Second language (L2) learners often struggle with achieving native-like production and perception of L2 sounds. While there is ample research on the non-native perception of English vowels by native speakers of languages with smaller vowel inventories, scant research exists up-to-date on the opposite scenario. The aim of the present study is to investigate the initial state for Californian English (CE) listeners' perception of two different smaller vowel inventories, namely Spanish and Portuguese vowels, before any perceptual learning has taken place. The objective is to determine how CE listeners' native vowel inventory of (at least) ten phonemes affects their non-native perception of the five Spanish and seven Portuguese vowel phonemes.
Monolingual speakers of English from Southern California (N = 18) completed a perceptual assimilation task, in which they labeled naturally produced tokens of Spanish and Portuguese vowels in terms of ten native English categories, as well as a categorial discrimination task with four Spanish and six Portuguese vowel contrasts. In the perceptual assimilation task, CE listeners mapped almost every Spanish and Portuguese vowel contrast to more than two native categories, resulting in many instances of Multiple Category Assimilation (MCA, Escudero and Boersma, 2002).
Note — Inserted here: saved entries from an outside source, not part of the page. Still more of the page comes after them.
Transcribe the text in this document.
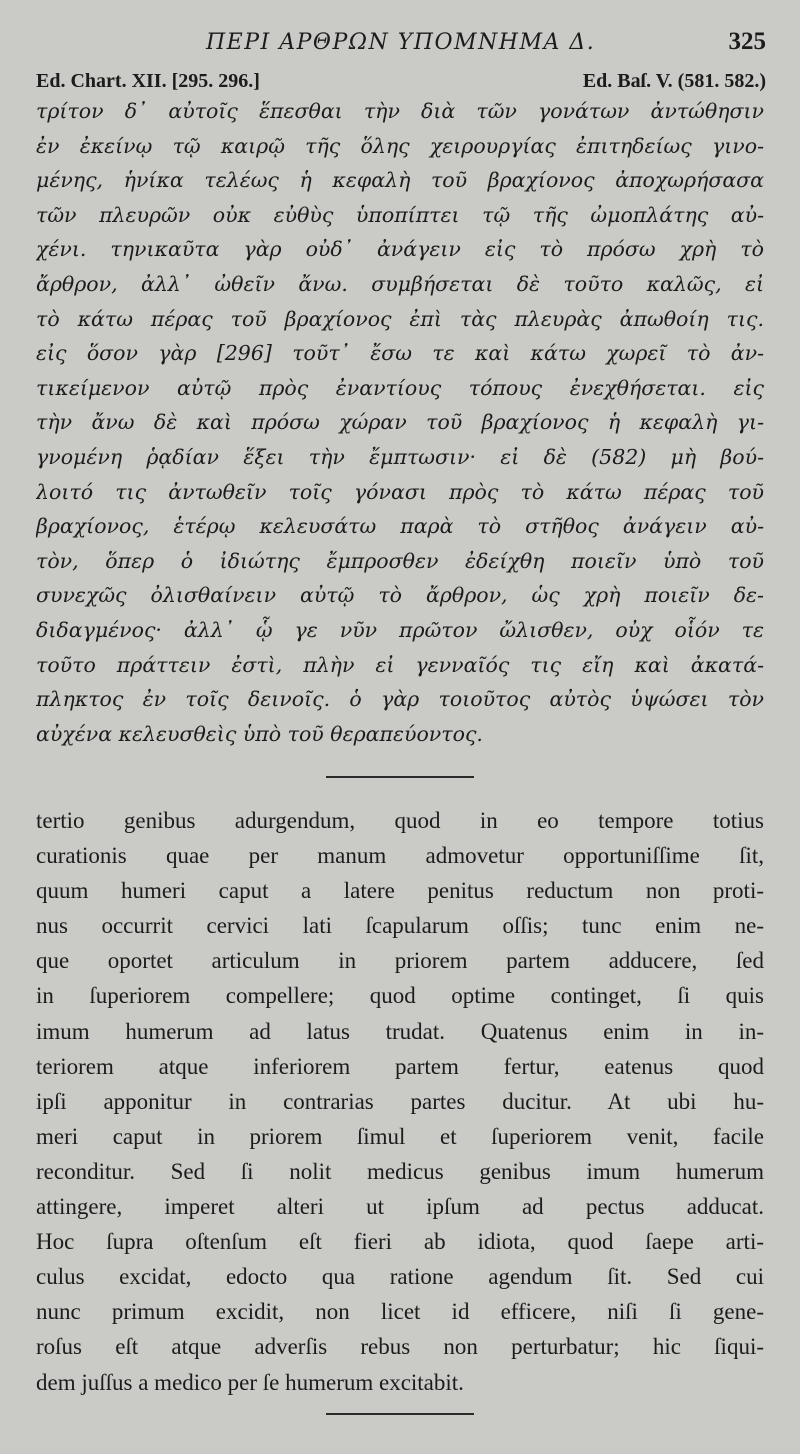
ΠΕΡΙ ΑΡΘΡΩΝ ΥΠΟΜΝΗΜΑ Δ.	325
Ed. Chart. XII. [295. 296.]	Ed. Baſ. V. (581. 582.)
τρίτον δ᾽ αὐτοῖς ἕπεσθαι τὴν διὰ τῶν γονάτων ἀντώθησιν
ἐν ἐκείνῳ τῷ καιρῷ τῆς ὅλης χειρουργίας ἐπιτηδείως γινο-
μένης, ἡνίκα τελέως ἡ κεφαλὴ τοῦ βραχίονος ἀποχωρήσασα
τῶν πλευρῶν οὐκ εὐθὺς ὑποπίπτει τῷ τῆς ὠμοπλάτης αὐ-
χένι. τηνικαῦτα γὰρ οὐδ᾽ ἀνάγειν εἰς τὸ πρόσω χρὴ τὸ
ἄρθρον, ἀλλ᾽ ὠθεῖν ἄνω. συμβήσεται δὲ τοῦτο καλῶς, εἰ
τὸ κάτω πέρας τοῦ βραχίονος ἐπὶ τὰς πλευρὰς ἀπωθοίη τις.
εἰς ὅσον γὰρ [296] τοῦτ᾽ ἔσω τε καὶ κάτω χωρεῖ τὸ ἀν-
τικείμενον αὐτῷ πρὸς ἐναντίους τόπους ἐνεχθήσεται. εἰς
τὴν ἄνω δὲ καὶ πρόσω χώραν τοῦ βραχίονος ἡ κεφαλὴ γι-
γνομένη ῥᾳδίαν ἕξει τὴν ἔμπτωσιν· εἰ δὲ (582) μὴ βού-
λοιτό τις ἀντωθεῖν τοῖς γόνασι πρὸς τὸ κάτω πέρας τοῦ
βραχίονος, ἑτέρῳ κελευσάτω παρὰ τὸ στῆθος ἀνάγειν αὐ-
τὸν, ὅπερ ὁ ἰδιώτης ἔμπροσθεν ἐδείχθη ποιεῖν ὑπὸ τοῦ
συνεχῶς ὀλισθαίνειν αὐτῷ τὸ ἄρθρον, ὡς χρὴ ποιεῖν δε-
διδαγμένος· ἀλλ᾽ ᾧ γε νῦν πρῶτον ὤλισθεν, οὐχ οἷόν τε
τοῦτο πράττειν ἐστὶ, πλὴν εἰ γενναῖός τις εἴη καὶ ἀκατά-
πληκτος ἐν τοῖς δεινοῖς. ὁ γὰρ τοιοῦτος αὐτὸς ὑψώσει τὸν
αὐχένα κελευσθεὶς ὑπὸ τοῦ θεραπεύοντος.
tertio genibus adurgendum, quod in eo tempore totius
curationis quae per manum admovetur opportuniſſime ſit,
quum humeri caput a latere penitus reductum non proti-
nus occurrit cervici lati ſcapularum oſſis; tunc enim ne-
que oportet articulum in priorem partem adducere, ſed
in ſuperiorem compellere; quod optime continget, ſi quis
imum humerum ad latus trudat. Quatenus enim in in-
teriorem atque inferiorem partem fertur, eatenus quod
ipſi apponitur in contrarias partes ducitur. At ubi hu-
meri caput in priorem ſimul et ſuperiorem venit, facile
reconditur. Sed ſi nolit medicus genibus imum humerum
attingere, imperet alteri ut ipſum ad pectus adducat.
Hoc ſupra oſtenſum eſt fieri ab idiota, quod ſaepe arti-
culus excidat, edocto qua ratione agendum ſit. Sed cui
nunc primum excidit, non licet id efficere, niſi ſi gene-
roſus eſt atque adverſis rebus non perturbatur; hic ſiqui-
dem juſſus a medico per ſe humerum excitabit.
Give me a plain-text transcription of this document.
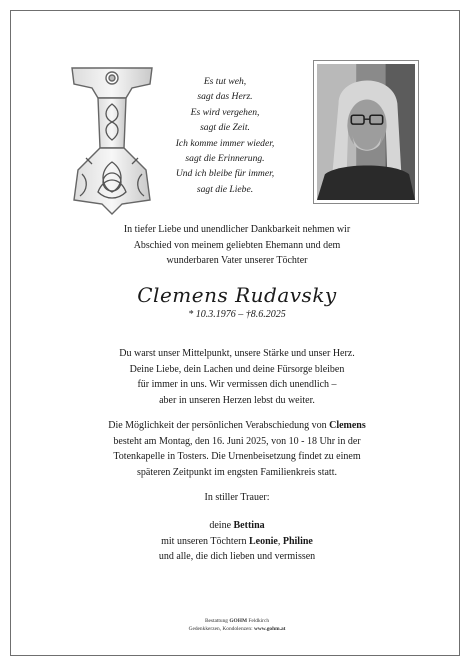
Es tut weh,
sagt das Herz.
Es wird vergehen,
sagt die Zeit.
Ich komme immer wieder,
sagt die Erinnerung.
Und ich bleibe für immer,
sagt die Liebe.
In tiefer Liebe und unendlicher Dankbarkeit nehmen wir
Abschied von meinem geliebten Ehemann und dem
wunderbaren Vater unserer Töchter
Clemens Rudavsky
* 10.3.1976 – †8.6.2025
Du warst unser Mittelpunkt, unsere Stärke und unser Herz.
Deine Liebe, dein Lachen und deine Fürsorge bleiben
für immer in uns. Wir vermissen dich unendlich –
aber in unseren Herzen lebst du weiter.
Die Möglichkeit der persönlichen Verabschiedung von Clemens
besteht am Montag, den 16. Juni 2025, von 10 - 18 Uhr in der
Totenkapelle in Tosters. Die Urnenbeisetzung findet zu einem
späteren Zeitpunkt im engsten Familienkreis statt.
In stiller Trauer:
deine Bettina
mit unseren Töchtern Leonie, Philine
und alle, die dich lieben und vermissen
Bestattung GOHM Feldkirch
Gedenkkerzen, Kondolenzen: www.gohm.at
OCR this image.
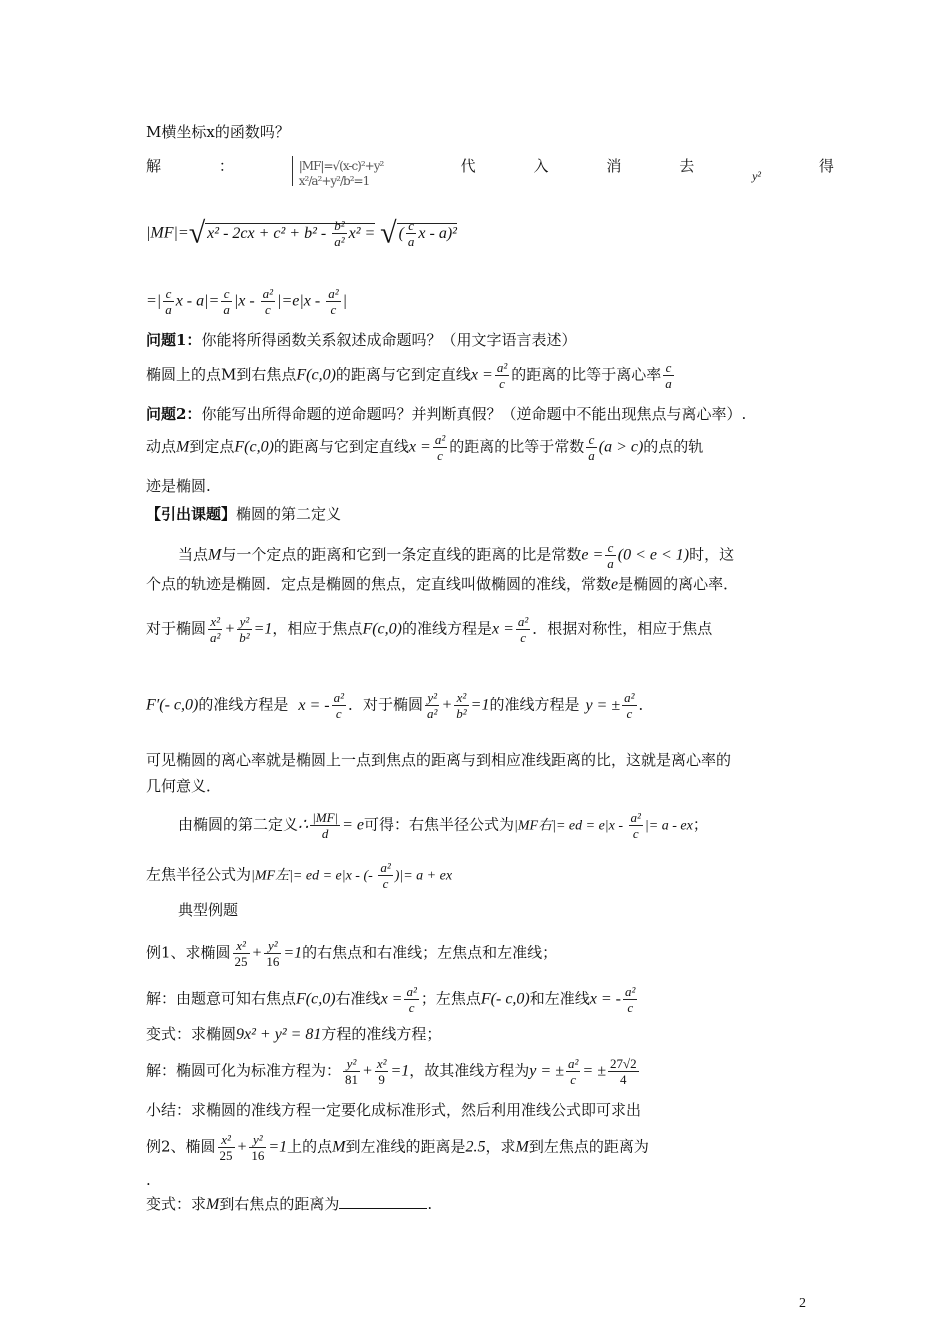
M横坐标x的函数吗？
解	：	|MF|=√(x-c)²+y²
x²/a²+y²/b²=1
代	入	消	去
y²
得
|MF|=√ $x^2 - 2cx + c^2 + b^2 - \frac{\text{b²}}{\text{a²}} x^2$ = √ ( $\frac{c}{a}$ x - a)²
=| $\frac{c}{a}$ $x - a|= \frac{c}{a} |x - \frac{\text{a²}}{c} |=e|x - \frac{\text{a²}}{c}$ |
问题1：你能将所得函数关系叙述成命题吗？（用文字语言表述）
椭圆上的点M到右焦点F(c,0)的距离与它到定直线$x = \frac{\text{a²}}{c}$ 的距离的比等于离心率 $\frac{c}{a}$
问题2：你能写出所得命题的逆命题吗？并判断真假？（逆命题中不能出现焦点与离心率）.
动点M到定点F(c,0)的距离与它到定直线$x = \frac{\text{a²}}{c}$ 的距离的比等于常数 $\frac{c}{a} (a > c)$的点的轨
迹是椭圆.
【引出课题】椭圆的第二定义
当点M与一个定点的距离和它到一条定直线的距离的比是常数$e = \frac{c}{a} (0 < e < 1)$时，这
个点的轨迹是椭圆．定点是椭圆的焦点，定直线叫做椭圆的准线，常数e是椭圆的离心率．
对于椭圆 $\frac{\text{x²}}{\text{a²}} + \frac{\text{y²}}{\text{b²}} =1$，相应于焦点F(c,0)的准线方程是$x = \frac{\text{a²}}{c}$ ．根据对称性，相应于焦点
F′(- c,0)的准线方程是 x = - $\frac{\text{a²}}{c}$ ．对于椭圆 $\frac{\text{y²}}{\text{a²}} + \frac{\text{x²}}{\text{b²}} =1$的准线方程是 y = ± $\frac{\text{a²}}{c}$ ．
可见椭圆的离心率就是椭圆上一点到焦点的距离与到相应准线距离的比，这就是离心率的
几何意义．
由椭圆的第二定义∴ $\frac{|MF|}{d} = e$可得：右焦半径公式为|MF右|= ed = $e|x - \frac{\text{a²}}{c}$ |= a - ex；
左焦半径公式为|MF左|= ed = e|x - (- $\frac{\text{a²}}{c}$ )|= a + ex
典型例题
例1、求椭圆 $\frac{\text{x²}}{25} + \frac{\text{y²}}{16} =1$的右焦点和右准线；左焦点和左准线；
解：由题意可知右焦点F(c,0)右准线$x = \frac{\text{a²}}{c}$ ；左焦点F(- c,0)和左准线x = - $\frac{\text{a²}}{c}$
变式：求椭圆9x² + y² = 81方程的准线方程；
解：椭圆可化为标准方程为： $\frac{\text{y²}}{81} + \frac{\text{x²}}{9} =1$，故其准线方程为y = ± $\frac{\text{a²}}{c}$ = ± $\frac{27√2}{4}$
小结：求椭圆的准线方程一定要化成标准形式，然后利用准线公式即可求出
例2、椭圆 $\frac{\text{x²}}{25} + \frac{\text{y²}}{16} =1$上的点M到左准线的距离是2.5，求M到左焦点的距离为
.
变式：求M到右焦点的距离为	.
2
Furthermore, some phonologically common vowels between Spanish and Portuguese, namely /e/, /o/, and /a/, were mapped differently to English categories, suggesting that cross-linguistic differences in the acoustic distributions of these sounds result in differences in their categorization by non-native listeners.
In the discrimination task, CE listeners were highly accurate at distinguishing all Spanish vowel contrasts but were less accurate on three Portuguese vowel contrasts, /i-e/, /o-u/, and /a-O/. Crucially, MCA was found to be responsible for listeners' lower discrimination accuracy only when it contributed to two vowels being perceptually assimilated to an overlapping set of native categories, i.e., when two different vowels had a high perceptual assimilation overlap score. The results are examined vis-à-vis two main models of second language speech perception, the Perceptual Assimilation Model (PAM, Best, 1995) and the Second Language Linguistic Perception Model (L2LP, Escudero, 2005). Implications for L2 acquisition of Spanish and Portuguese vowels by English-speaking learners are discussed.